10.8 Learning rate schedules
The single most important hyperparameter in deep learning is the learning rate, and the second most important is its schedule. Good models can be trained with a poor schedule and a tuned LR, but the best models almost always use a non-trivial schedule.
Constant
$\eta_t = \eta_0$. The simplest possible schedule. Convergence theory predicts a noise floor $O(\eta_0 \sigma^2/B)$, the loss oscillates around a level proportional to $\eta_0$. Use only for pilot runs or when training time is too short to benefit from decay.
Step decay
$\eta_t = \eta_0\, \gamma^{\lfloor t/T_{\mathrm{step}} \rfloor}$. Reduce by factor $\gamma$ (typically $0.1$) every $T_{\mathrm{step}}$ steps. The classic ResNet recipe used $\eta_0 = 0.1$ and divided by $10$ at epochs $30$, $60$ and $90$ for a $100$-epoch ImageNet run. Step decay is simple but introduces the schedule itself as a hyperparameter.
Exponential decay
$\eta_t = \eta_0\, \gamma^t$. Smoother than step decay; the rate decreases continuously. Common in older RL pipelines. Tends to decay too fast if $\gamma$ is too small.
Cosine annealing
Loshchilov and Hutter (2017):
$$\eta_t = \eta_{\min} + \tfrac{1}{2}(\eta_{\max} - \eta_{\min})\left[1 + \cos\!\left(\pi\, \frac{t}{T}\right)\right].$$
The rate starts at $\eta_{\max}$, drops slowly initially, faster in the middle, and slowly again at the end. The shape matches an empirical observation: most of the optimisation work happens in the middle phase, while fine-grained refinement matters most near the end. Cosine annealing has displaced step decay as the default modern schedule.
Warm restarts (SGDR)
Cosine annealing with warm restarts periodically resets $\eta_t$ back to $\eta_{\max}$. Each restart kicks the optimiser out of any sharp local basin it has settled into. Schedules of the form $T_i = T_0\, \mu^i$ (each cycle longer than the last) are common. Useful for ensemble methods: the iterates at the end of each cycle make a diverse ensemble.

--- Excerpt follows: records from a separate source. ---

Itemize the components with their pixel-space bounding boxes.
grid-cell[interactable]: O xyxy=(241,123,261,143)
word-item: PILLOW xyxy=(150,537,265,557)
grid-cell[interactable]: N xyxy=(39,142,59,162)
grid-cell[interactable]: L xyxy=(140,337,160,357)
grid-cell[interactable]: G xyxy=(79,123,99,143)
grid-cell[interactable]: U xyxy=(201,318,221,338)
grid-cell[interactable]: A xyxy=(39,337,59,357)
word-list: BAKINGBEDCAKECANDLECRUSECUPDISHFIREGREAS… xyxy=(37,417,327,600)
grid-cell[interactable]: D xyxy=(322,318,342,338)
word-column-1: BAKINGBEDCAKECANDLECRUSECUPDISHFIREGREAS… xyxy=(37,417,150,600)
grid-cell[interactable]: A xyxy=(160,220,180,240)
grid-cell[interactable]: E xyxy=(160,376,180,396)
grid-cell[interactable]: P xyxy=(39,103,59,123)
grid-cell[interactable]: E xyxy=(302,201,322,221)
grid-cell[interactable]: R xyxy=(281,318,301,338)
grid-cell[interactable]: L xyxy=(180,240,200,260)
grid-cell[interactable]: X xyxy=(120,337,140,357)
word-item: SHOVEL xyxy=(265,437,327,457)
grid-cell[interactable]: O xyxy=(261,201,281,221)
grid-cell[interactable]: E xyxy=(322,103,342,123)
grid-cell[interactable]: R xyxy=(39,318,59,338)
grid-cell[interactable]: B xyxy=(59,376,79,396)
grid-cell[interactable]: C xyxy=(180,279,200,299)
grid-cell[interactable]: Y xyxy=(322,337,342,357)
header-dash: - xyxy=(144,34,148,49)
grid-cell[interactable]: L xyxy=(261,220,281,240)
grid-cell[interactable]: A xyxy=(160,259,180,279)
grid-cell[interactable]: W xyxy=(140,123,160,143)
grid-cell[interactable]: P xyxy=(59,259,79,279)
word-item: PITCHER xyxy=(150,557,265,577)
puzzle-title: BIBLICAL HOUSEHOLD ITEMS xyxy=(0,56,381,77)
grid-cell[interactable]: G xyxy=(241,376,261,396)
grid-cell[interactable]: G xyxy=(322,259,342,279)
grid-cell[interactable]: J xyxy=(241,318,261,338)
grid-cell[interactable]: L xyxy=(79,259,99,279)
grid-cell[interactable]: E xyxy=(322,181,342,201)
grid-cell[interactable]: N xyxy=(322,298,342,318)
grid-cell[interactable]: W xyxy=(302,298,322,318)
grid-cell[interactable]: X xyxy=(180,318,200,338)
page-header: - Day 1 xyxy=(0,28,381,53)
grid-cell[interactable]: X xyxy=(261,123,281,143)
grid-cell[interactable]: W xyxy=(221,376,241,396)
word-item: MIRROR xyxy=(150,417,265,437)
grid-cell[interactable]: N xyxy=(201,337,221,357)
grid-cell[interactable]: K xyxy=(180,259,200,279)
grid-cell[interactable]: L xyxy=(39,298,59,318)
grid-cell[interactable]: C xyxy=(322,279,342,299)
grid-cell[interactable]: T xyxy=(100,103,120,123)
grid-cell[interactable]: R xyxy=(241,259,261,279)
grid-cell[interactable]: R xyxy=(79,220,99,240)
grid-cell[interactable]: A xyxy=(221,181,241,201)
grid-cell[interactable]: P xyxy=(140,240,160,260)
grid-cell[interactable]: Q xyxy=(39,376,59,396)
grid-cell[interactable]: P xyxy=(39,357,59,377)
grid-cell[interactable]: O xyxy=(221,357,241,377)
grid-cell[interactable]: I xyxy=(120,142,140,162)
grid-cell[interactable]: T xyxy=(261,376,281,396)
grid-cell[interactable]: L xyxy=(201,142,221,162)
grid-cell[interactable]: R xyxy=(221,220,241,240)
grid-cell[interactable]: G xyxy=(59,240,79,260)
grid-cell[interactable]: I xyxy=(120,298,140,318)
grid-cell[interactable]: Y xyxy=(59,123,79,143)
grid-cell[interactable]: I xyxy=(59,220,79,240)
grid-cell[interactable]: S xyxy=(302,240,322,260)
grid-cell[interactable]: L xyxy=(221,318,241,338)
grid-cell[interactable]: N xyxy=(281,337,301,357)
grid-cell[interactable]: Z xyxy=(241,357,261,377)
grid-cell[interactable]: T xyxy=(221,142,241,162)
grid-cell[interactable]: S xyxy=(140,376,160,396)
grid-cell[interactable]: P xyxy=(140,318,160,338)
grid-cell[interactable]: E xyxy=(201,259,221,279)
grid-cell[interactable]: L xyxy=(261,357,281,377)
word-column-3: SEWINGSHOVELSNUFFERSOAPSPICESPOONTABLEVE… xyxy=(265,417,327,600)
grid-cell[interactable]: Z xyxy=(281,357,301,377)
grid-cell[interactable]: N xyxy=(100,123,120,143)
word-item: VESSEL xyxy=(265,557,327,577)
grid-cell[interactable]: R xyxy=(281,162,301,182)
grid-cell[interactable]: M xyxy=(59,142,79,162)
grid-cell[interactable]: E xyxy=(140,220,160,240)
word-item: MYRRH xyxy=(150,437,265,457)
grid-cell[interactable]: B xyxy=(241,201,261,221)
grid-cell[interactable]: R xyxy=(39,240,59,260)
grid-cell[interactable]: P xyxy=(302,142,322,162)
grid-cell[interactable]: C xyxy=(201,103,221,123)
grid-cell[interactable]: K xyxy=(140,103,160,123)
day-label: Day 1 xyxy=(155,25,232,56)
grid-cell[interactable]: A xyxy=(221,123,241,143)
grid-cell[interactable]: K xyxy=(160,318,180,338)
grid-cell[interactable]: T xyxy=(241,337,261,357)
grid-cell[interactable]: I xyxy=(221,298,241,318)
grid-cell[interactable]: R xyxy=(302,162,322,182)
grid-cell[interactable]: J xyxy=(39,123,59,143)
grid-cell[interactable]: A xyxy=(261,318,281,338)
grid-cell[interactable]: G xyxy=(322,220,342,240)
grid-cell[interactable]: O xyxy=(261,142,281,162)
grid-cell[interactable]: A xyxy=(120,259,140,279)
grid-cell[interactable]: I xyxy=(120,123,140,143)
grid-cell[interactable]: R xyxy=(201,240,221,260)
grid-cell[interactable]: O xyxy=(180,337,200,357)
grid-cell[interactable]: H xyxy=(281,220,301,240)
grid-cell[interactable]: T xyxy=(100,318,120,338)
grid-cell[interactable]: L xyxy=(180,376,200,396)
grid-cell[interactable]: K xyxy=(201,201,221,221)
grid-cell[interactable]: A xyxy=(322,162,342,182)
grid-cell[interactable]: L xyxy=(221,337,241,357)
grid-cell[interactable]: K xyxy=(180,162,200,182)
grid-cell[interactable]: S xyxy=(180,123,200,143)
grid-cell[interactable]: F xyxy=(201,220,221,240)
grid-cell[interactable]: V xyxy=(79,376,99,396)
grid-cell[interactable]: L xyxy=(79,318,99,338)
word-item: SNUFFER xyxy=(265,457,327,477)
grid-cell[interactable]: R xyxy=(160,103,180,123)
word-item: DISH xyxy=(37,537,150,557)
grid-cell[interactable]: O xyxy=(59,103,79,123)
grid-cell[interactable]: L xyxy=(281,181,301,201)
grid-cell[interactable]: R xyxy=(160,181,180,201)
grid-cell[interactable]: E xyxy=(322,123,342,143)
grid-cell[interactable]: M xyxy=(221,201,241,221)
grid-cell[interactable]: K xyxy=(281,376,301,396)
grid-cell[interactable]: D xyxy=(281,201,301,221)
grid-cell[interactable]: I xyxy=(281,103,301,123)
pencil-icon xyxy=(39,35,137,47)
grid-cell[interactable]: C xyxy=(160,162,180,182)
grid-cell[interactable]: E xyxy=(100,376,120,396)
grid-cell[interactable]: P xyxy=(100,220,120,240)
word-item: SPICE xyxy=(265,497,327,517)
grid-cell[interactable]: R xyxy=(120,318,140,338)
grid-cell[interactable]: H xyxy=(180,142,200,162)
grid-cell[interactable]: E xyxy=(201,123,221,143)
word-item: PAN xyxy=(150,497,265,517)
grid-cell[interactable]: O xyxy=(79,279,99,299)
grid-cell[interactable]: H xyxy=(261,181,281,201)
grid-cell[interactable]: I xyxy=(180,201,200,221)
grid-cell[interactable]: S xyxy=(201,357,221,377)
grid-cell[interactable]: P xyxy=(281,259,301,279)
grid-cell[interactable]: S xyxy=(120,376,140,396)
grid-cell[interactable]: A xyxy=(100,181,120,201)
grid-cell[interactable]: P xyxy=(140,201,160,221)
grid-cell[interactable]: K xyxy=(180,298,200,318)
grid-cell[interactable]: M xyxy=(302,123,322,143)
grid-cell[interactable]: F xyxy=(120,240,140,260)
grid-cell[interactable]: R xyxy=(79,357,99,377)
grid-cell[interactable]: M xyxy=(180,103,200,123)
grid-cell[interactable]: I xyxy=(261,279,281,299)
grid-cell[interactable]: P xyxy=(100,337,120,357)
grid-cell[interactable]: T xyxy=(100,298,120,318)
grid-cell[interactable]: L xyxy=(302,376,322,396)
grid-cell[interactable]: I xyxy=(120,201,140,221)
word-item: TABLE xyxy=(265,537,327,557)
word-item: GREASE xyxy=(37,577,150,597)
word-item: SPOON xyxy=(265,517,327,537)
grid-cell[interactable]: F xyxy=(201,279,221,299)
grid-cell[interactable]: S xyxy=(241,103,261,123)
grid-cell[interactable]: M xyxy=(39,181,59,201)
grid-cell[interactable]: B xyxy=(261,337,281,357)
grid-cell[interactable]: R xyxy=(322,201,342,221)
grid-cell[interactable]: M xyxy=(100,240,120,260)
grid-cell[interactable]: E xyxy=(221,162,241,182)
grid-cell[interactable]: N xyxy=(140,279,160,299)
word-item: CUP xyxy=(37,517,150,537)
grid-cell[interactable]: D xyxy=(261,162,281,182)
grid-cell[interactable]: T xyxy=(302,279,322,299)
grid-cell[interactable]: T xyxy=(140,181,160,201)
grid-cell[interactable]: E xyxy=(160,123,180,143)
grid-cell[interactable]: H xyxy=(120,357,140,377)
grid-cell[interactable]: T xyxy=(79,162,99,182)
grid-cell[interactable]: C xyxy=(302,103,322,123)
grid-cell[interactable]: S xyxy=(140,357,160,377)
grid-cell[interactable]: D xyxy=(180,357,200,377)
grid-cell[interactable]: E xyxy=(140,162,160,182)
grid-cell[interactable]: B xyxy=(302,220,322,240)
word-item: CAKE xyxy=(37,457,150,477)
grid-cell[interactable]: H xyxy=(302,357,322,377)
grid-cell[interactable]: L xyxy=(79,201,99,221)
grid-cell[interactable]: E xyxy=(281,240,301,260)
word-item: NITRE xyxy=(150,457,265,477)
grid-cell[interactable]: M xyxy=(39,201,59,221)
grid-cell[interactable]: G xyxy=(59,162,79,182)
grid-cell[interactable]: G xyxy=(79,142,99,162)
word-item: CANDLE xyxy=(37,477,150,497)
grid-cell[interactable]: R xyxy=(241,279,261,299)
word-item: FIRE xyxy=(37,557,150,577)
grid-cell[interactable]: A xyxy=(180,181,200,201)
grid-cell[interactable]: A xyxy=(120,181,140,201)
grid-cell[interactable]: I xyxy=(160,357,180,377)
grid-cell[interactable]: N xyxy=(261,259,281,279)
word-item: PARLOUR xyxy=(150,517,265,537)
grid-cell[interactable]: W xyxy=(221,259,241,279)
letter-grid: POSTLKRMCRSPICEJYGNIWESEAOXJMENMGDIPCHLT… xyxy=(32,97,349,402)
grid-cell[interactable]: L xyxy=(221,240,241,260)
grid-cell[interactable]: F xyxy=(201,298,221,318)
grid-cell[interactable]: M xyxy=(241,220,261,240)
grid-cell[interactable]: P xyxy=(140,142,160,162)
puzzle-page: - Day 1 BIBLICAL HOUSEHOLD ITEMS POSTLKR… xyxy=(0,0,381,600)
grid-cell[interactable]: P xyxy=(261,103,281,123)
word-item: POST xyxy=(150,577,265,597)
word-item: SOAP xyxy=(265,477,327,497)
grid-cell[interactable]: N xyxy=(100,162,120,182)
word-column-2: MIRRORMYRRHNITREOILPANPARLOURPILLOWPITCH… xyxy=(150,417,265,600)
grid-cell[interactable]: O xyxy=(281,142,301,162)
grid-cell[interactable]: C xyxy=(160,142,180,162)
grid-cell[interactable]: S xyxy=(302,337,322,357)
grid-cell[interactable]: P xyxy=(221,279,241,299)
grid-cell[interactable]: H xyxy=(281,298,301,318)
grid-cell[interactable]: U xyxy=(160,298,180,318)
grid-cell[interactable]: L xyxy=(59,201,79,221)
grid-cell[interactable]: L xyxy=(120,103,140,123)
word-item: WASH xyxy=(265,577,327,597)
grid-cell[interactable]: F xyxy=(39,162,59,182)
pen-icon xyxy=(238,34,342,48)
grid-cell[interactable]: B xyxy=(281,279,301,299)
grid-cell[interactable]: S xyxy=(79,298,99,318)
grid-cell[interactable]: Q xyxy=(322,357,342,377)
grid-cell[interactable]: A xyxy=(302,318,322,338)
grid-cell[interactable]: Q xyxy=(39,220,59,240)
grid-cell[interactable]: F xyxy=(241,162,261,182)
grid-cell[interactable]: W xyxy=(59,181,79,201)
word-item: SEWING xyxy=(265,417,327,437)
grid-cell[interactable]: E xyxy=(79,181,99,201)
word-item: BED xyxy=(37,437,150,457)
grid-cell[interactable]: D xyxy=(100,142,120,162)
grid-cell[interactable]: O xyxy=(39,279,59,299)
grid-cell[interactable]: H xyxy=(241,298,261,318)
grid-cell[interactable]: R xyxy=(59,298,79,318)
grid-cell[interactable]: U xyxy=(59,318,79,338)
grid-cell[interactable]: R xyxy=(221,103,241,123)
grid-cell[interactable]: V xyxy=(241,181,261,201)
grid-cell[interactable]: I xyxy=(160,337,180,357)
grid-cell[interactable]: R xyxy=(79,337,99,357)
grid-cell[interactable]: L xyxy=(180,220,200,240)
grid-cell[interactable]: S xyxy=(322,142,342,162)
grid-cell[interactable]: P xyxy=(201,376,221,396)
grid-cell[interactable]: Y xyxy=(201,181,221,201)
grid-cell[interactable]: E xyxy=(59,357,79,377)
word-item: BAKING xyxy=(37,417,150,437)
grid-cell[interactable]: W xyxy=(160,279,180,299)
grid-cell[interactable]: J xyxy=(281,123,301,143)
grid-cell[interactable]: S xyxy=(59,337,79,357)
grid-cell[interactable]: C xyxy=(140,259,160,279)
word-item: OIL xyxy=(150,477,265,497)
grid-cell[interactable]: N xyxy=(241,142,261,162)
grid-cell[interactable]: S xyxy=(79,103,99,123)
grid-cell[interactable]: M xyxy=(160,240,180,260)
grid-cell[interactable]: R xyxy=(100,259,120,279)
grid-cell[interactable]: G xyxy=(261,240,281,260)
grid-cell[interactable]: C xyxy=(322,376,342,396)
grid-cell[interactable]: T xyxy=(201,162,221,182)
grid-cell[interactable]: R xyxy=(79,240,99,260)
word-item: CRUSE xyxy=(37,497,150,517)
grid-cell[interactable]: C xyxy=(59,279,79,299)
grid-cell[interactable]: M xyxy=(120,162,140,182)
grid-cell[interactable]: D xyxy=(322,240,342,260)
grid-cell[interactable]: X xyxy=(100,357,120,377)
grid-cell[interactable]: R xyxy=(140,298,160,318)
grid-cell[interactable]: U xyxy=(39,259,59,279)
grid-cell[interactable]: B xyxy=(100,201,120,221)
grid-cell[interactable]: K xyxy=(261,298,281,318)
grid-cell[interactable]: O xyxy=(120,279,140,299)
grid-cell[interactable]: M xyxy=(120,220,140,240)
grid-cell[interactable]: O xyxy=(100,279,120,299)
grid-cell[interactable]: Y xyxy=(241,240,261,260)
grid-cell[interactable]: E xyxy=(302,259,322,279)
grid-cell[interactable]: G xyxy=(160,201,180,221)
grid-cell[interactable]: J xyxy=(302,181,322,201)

Inverse-square-root (Transformer schedule)
Vaswani et al. (2017) introduced for the original Transformer:
$$\eta_t = d_{\mathrm{model}}^{-1/2}\, \min(t^{-1/2},\, t \cdot t_{\mathrm{warmup}}^{-3/2}).$$
The schedule is linear warmup over $t_{\mathrm{warmup}}$ steps, then $1/\sqrt{t}$ decay. The $1/\sqrt{t}$ rate matches the optimal SGD step size for non-convex problems. The $d_{\mathrm{model}}^{-1/2}$ scaling makes the schedule depth-aware: deeper models, with larger gradients, need smaller learning rates.
Linear warmup
For Adam-family optimisers, the second-moment estimate $\hat v_t$ is unreliable in the very first steps. Without warmup, the bias-corrected estimate can produce huge updates that destabilise training. Linear warmup over the first $t_{\mathrm{warmup}}$ steps (typically $500$–$5000$, or about $1\%$ of total) ramps the learning rate from $0$ (or a small floor) up to $\eta_{\max}$:
$$\eta_t = \eta_{\max} \cdot \frac{t}{t_{\mathrm{warmup}}}, \qquad t \le t_{\mathrm{warmup}}.$$
For Transformers, warmup is essential. Skipping it almost always causes loss spikes or divergence early in training.
One-cycle policy
Smith (2017) proposed a single triangular cycle: ramp up over the first half of training, ramp down over the second half. The peak rate is set high enough that it itself acts as a regulariser. The final low rate gives precise convergence. Often achieves better accuracy in fewer epochs than cosine annealing for image classification.
Practical recipe
For modern Transformer training, the de facto standard is:
- Linear warmup over $\sim 1\%$ of total steps.
- Cosine decay from $\eta_{\max}$ to $\eta_{\min} \approx 0.1\,\eta_{\max}$ over the remaining $99\%$.
- $\eta_{\max} = 3 \times 10^{-4}$ for AdamW, scaled by the linear scaling rule for batch size.